It's always seemed this show was nothing more than an excuse to dissect a woman's body and stare at it for awhile, and this new version certainly isn't changing that assumption of mine. Forget about the bionic eye, ear, arm, leg, etc. Give her bionic boobs. It's what the writers really want to do the whole time anyway.

The Simpsons
Yeah, I know. It's a cartoon classic meant for all ages, but could the kids grow up please? Haven't these kids done everything they could possibly do at their current ages? Even the groups on Happy Days, Welcome Back Kotter, and Saved By the Bell eventually grew up. Why can't these people?
It's time for Bart to stop telling people to eat their shorts, for Lisa to take her sax-playing to the next level, and for Maggie to finally talk, other than for just one day. They just need to move on, and while we're at it, so do Itchy and Scratchy.

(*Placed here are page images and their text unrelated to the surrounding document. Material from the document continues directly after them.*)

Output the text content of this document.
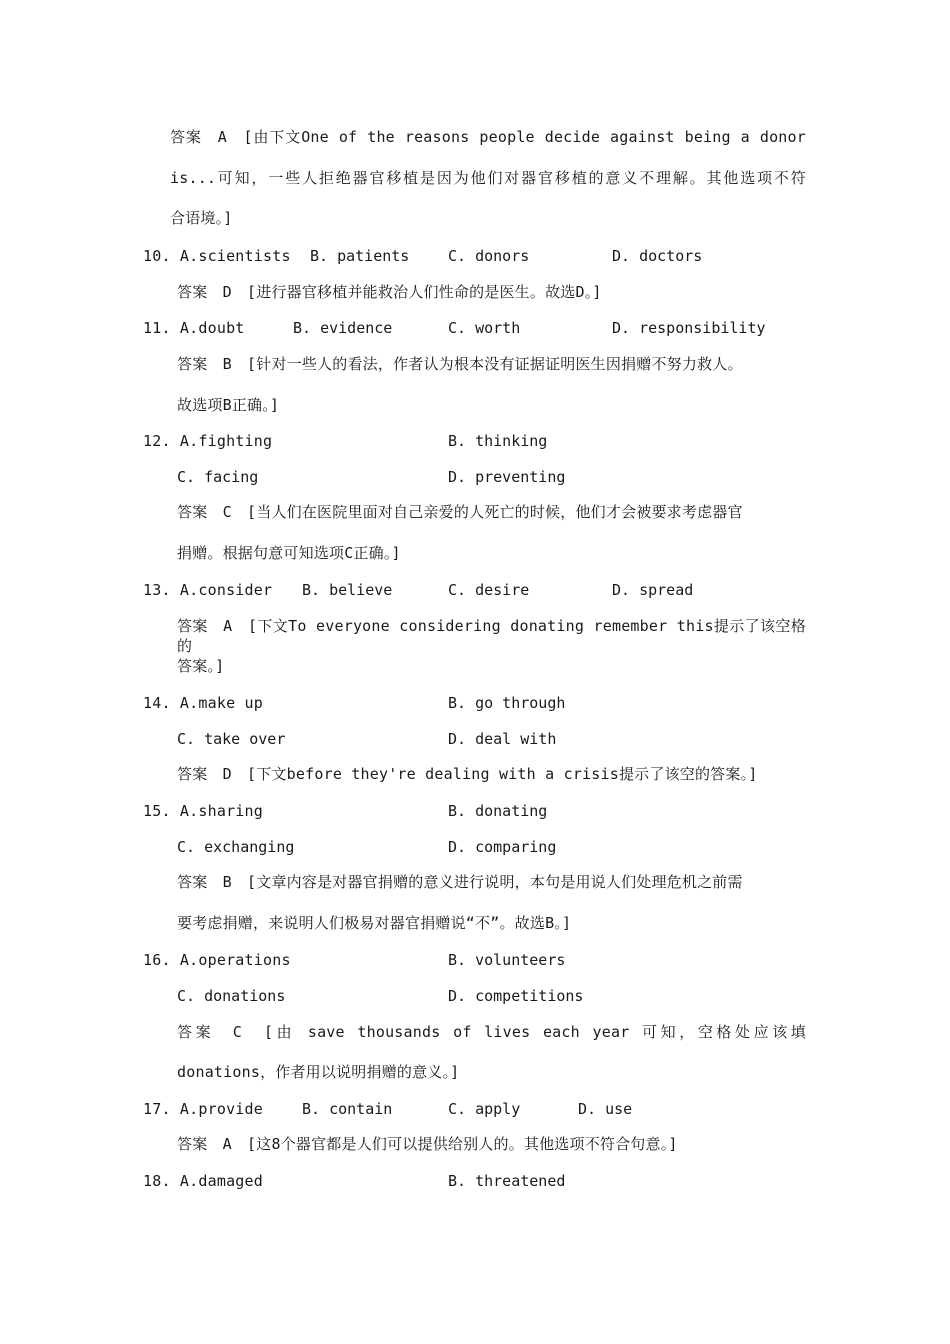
答案　A　[由下文One of the reasons people decide against being a donor
is...可知，一些人拒绝器官移植是因为他们对器官移植的意义不理解。其他选项不符
合语境。]
10. A.scientists B. patients	C. donors	D. doctors
答案　D　[进行器官移植并能救治人们性命的是医生。故选D。]
11. A.doubt	B. evidence	C. worth	D. responsibility
答案　B　[针对一些人的看法，作者认为根本没有证据证明医生因捐赠不努力救人。
故选项B正确。]
12. A.fighting	B. thinking
C. facing	D. preventing
答案　C　[当人们在医院里面对自己亲爱的人死亡的时候，他们才会被要求考虑器官
捐赠。根据句意可知选项C正确。]
13. A.consider B. believe	C. desire	D. spread
答案　A　[下文To everyone considering donating remember this提示了该空格的
答案。]
14. A.make up	B. go through
C. take over	D. deal with
答案　D　[下文before they're dealing with a crisis提示了该空的答案。]
15. A.sharing	B. donating
C. exchanging	D. comparing
答案　B　[文章内容是对器官捐赠的意义进行说明，本句是用说人们处理危机之前需
要考虑捐赠，来说明人们极易对器官捐赠说“不”。故选B。]
16. A.operations	B. volunteers
C. donations	D. competitions
答案　C　[由 save thousands of lives each year 可知，空格处应该填
donations，作者用以说明捐赠的意义。]
17. A.provide	B. contain	C. apply	D. use
答案　A　[这8个器官都是人们可以提供给别人的。其他选项不符合句意。]
18. A.damaged	B. threatened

The Whole Law and Order Franchise
I can't even keep them straight anymore, and either Jerry Orbach appeared on all the incarnations, or he was just so good it seemed so, and the whole franchise just isn't the same without him around. In six words or less, Jerry Orbach was Law and Order. Period.
We need Law and Order: Ghosts to take it back to Jerry Orbach. We need him on there however we can get him, even if he is deceased. Don't get me wrong, I think Marisa Hargitay is still absolutely beautiful and Christopher Meloni is a necessary component as well, but we need Orbach. We also need Law and Order: Trial By Jury to come back and give Bebe Neuwirth another stab at it.

All Current Sitcoms
I'll admit, some of the current sitcoms such as Two and a Half Men are funny and well-written, but will any of these stand the test of time? Will we ever see them on TV Land in twenty years as we watch all the shows all over again endlessly?
The answer is no. These are good shows, but there isn't a Dick Van Dyke, Mary Tyler Moore, or Bob Newhart in the bunch. And let's be honest. Seinfeld came along and broke all the rules. Mundane just isn't good enough anymore, even if it's a show about nothing.